- Full name: Alfia Bilyalovna Nazmutdinova
- Born: 29 April 1949 (age 77) Sverdlovsk, Russian SFSR, Soviet Union

Gymnastics career
- Discipline: Rhythmic gymnastics
- Country represented: Soviet Union
- Head coach: Elizaveta Oblygina
- Medal record
Representing Soviet Union
World Championships
| Gold medal – first place | 1971 Havana | Ribbon |
| Silver medal – second place | 1971 Havana | Ball |
| Bronze medal – third place | 1971 Havana | All-around |
| Bronze medal – third place | 1971 Havana | Rope |

= Alfia Nazmutdinova =

Russian rhythmic gymnast (born 1949)

Alfia Bilyalovna Nazmutdinova (Альфия Биляловна Назмутдинова; born 29 April 1949) is a retired rhythmic gymnast who competed for the Soviet Union. She is the 1971 World All-around bronze medalist.

==Early life==
Alfia Nazmutdinova was born to an ethnic Tatar family as one of four daughters. Her sister, Liliya Nazmutdinova, was a bronze medalist at the 1965 World Rhythmic Gymnastics Championships.

==Career==
Nazmutdinova began training in rhythmic gymnastics in her hometown of Yekaterinburg. She was influenced by her elder sister, Lilia, a rhythmic gymnast and Honored Master of Sports of the USSR. Her coach was Elizaveta Oblygina, one of the first Soviet Honored coaches in rhythmic gymnastics.

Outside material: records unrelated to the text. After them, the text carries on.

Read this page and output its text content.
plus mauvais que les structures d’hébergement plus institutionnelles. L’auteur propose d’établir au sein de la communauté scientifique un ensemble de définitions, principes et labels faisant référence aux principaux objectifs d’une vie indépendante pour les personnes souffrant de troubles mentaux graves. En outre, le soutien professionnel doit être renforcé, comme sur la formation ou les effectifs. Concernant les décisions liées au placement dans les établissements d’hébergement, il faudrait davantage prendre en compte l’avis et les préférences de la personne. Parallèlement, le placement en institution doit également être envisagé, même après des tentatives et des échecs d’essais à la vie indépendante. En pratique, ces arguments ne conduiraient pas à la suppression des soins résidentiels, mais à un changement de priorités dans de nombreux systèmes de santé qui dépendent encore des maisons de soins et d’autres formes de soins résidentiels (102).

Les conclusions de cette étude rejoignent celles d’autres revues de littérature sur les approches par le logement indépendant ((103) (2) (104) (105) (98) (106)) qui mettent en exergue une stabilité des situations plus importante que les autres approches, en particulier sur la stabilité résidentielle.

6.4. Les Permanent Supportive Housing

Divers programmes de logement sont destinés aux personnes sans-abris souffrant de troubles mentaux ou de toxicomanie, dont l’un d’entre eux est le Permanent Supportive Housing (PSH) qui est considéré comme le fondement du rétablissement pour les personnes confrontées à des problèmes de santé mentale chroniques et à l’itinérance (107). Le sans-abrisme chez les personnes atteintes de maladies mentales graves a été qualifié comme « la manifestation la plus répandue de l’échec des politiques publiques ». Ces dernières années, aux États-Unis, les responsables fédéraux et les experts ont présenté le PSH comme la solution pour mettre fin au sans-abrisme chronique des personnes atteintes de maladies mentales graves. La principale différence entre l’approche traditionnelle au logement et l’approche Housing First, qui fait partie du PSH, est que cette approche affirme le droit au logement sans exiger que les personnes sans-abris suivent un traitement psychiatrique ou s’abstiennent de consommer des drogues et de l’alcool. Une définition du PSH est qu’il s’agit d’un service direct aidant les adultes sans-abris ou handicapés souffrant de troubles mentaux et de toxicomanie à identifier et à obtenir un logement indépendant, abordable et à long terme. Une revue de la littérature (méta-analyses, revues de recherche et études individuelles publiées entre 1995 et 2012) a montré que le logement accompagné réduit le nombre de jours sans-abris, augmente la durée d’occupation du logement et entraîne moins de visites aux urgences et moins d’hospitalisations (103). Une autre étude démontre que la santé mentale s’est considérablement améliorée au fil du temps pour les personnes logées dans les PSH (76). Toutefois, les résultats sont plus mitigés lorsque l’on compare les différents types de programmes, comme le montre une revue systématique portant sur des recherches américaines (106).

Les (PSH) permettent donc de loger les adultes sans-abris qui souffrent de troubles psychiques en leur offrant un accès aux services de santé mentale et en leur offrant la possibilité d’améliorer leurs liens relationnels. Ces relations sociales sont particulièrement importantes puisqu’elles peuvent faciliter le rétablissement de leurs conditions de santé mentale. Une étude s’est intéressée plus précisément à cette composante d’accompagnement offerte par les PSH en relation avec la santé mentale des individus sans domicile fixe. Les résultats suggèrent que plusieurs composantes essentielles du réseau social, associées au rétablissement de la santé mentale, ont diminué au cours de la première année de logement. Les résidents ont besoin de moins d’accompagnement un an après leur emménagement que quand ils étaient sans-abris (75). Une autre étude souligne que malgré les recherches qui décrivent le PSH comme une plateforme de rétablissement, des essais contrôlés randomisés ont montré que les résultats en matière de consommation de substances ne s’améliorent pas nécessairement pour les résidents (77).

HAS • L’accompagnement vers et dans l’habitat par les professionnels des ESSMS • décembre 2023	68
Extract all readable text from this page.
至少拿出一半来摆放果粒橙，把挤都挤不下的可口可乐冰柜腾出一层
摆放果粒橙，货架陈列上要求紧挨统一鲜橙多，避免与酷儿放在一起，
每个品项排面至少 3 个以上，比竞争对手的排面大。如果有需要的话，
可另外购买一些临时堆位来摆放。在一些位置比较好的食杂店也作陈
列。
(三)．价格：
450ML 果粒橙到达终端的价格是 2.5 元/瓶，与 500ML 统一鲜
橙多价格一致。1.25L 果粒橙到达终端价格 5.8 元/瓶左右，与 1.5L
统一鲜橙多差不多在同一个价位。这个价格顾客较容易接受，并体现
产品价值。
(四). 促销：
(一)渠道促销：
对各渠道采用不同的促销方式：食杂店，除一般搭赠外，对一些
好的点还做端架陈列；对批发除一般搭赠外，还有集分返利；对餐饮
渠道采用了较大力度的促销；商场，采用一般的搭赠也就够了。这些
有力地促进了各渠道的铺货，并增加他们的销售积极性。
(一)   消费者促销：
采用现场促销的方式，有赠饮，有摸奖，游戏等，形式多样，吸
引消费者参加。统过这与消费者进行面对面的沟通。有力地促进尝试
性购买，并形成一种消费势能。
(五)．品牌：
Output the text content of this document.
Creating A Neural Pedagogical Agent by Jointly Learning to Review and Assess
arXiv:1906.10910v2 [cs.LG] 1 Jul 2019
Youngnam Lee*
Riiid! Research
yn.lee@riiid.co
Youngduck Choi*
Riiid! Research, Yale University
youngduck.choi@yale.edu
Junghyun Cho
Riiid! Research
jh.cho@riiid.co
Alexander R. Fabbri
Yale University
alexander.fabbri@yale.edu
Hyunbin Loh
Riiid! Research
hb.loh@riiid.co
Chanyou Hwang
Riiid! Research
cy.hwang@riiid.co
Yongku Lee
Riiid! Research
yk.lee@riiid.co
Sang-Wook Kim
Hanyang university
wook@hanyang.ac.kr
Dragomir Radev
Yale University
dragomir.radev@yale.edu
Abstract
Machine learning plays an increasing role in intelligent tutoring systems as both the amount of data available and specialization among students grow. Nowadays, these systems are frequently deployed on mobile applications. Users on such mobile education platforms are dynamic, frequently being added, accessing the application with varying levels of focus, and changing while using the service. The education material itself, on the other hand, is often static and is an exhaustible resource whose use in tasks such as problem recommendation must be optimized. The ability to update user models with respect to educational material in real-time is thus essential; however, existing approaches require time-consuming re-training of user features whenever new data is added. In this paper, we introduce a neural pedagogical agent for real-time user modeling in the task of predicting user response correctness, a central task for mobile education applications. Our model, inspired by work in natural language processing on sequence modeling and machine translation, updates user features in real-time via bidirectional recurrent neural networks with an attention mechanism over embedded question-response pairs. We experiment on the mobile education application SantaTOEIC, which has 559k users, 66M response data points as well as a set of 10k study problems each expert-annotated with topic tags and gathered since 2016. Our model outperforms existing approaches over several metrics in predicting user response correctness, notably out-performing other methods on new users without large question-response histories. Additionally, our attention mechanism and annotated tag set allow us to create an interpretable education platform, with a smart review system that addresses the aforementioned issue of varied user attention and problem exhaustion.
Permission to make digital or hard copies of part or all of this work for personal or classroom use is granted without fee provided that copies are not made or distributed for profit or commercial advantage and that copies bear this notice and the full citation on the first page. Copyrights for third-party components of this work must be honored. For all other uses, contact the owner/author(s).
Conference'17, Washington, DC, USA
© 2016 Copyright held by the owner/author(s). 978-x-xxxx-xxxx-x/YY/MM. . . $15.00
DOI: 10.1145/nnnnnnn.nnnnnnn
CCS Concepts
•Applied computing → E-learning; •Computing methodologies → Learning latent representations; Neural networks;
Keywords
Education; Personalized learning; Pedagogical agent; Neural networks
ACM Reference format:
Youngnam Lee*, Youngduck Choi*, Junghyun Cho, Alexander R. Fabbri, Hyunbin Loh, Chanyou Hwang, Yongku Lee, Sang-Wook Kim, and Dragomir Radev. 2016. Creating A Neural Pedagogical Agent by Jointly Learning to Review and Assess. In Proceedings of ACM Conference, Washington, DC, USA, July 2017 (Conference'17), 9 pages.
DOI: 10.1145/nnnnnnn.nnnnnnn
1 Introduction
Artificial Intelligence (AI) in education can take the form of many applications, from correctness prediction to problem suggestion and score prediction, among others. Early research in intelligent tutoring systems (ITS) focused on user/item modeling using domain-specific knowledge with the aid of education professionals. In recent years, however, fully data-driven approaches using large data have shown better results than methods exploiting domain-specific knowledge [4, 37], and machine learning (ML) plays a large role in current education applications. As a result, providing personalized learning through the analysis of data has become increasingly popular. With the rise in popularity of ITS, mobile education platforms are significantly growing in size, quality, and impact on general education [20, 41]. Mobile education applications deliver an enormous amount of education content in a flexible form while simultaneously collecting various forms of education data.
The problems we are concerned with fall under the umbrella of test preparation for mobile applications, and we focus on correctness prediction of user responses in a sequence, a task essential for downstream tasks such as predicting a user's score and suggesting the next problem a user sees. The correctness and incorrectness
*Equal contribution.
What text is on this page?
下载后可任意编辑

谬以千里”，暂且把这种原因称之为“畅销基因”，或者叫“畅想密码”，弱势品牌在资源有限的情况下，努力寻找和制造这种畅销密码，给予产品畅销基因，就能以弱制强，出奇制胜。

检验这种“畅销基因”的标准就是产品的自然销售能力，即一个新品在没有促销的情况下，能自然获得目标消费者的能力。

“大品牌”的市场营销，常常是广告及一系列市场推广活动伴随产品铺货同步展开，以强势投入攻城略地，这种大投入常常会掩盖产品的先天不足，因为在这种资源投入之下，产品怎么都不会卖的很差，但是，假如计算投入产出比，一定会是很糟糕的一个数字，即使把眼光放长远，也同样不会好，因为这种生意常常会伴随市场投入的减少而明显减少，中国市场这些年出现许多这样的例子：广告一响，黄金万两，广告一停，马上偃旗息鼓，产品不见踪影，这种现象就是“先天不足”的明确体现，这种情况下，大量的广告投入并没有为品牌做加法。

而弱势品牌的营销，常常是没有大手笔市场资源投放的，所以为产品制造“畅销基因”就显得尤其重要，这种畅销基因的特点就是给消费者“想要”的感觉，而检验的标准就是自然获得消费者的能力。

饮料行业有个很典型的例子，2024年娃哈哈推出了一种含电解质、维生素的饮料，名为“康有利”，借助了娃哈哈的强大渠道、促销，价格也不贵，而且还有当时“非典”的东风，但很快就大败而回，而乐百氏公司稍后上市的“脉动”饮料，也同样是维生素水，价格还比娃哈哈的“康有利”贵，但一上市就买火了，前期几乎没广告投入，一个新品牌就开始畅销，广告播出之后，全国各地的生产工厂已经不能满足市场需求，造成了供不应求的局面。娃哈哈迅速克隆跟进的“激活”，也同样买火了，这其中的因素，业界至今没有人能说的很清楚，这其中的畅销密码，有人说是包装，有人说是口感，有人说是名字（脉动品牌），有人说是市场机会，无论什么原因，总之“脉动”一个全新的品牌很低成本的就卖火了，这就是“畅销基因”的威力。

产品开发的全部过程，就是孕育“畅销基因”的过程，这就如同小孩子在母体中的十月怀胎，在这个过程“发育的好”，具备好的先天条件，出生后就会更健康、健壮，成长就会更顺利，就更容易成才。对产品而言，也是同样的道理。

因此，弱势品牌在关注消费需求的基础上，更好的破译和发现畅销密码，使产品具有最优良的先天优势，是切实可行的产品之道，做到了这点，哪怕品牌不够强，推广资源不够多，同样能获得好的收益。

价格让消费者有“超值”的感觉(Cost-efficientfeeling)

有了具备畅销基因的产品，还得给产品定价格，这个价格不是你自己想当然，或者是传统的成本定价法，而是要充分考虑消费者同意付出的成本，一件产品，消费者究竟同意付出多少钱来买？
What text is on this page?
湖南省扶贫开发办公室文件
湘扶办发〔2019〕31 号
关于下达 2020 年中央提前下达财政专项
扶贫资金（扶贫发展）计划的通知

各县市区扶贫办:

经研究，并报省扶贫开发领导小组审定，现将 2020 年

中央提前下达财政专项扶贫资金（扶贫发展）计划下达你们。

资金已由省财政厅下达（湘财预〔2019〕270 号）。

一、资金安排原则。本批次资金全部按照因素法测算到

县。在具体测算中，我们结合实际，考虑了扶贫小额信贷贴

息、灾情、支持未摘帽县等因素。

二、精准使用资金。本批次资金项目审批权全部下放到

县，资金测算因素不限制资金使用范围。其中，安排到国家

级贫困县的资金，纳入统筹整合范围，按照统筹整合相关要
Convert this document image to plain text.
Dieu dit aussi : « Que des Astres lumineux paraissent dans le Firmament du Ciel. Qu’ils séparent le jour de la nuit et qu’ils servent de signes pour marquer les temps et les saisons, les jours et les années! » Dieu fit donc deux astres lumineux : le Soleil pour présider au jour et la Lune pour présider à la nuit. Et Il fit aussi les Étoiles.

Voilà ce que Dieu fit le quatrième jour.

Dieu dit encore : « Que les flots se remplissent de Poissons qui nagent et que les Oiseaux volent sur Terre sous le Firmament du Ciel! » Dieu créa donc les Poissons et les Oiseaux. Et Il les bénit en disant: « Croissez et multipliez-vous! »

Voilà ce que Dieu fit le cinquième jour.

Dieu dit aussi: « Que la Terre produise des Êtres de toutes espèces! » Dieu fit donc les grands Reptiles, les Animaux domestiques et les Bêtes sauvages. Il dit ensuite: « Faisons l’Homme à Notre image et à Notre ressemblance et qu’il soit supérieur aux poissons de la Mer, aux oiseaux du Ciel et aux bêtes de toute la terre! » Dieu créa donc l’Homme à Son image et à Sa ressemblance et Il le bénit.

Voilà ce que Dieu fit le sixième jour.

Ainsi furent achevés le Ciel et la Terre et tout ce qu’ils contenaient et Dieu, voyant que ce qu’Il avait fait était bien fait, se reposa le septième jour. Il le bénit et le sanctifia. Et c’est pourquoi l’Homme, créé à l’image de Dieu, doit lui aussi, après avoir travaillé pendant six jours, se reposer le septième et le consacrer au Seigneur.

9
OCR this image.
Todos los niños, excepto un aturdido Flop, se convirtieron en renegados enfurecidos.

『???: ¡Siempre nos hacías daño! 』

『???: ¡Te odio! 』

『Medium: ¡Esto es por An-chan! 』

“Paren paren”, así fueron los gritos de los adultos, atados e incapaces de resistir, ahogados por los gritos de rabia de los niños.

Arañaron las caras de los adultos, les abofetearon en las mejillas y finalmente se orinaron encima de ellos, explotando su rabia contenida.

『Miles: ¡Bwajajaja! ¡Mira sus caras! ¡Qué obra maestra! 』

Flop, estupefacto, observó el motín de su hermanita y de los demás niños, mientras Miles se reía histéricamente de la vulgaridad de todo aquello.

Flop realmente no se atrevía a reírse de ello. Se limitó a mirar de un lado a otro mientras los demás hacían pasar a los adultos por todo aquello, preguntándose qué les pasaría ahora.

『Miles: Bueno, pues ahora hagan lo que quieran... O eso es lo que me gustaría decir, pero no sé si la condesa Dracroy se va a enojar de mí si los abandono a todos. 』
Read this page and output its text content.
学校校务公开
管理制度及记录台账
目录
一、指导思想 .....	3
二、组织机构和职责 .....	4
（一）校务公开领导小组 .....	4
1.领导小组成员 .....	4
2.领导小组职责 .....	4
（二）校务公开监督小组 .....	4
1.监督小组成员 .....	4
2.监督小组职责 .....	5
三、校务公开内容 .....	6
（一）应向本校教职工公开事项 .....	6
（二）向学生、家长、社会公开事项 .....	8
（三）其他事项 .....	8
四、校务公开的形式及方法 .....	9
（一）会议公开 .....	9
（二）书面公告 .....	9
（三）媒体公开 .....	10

Nazmutdinova won the Cup of the USSR three times. Together with teammate Elena Karpuchina, she competed at the 1971 World Championships in Havana, Cuba, winning bronze in the all-around. At the event finals, she won gold medal in ribbon, a silver in ball and a bronze medal in the rope. She was awarded the title of "Master of Sports" in 1965.

After retiring from competition, Nazmutdinova switched to coaching and teaching.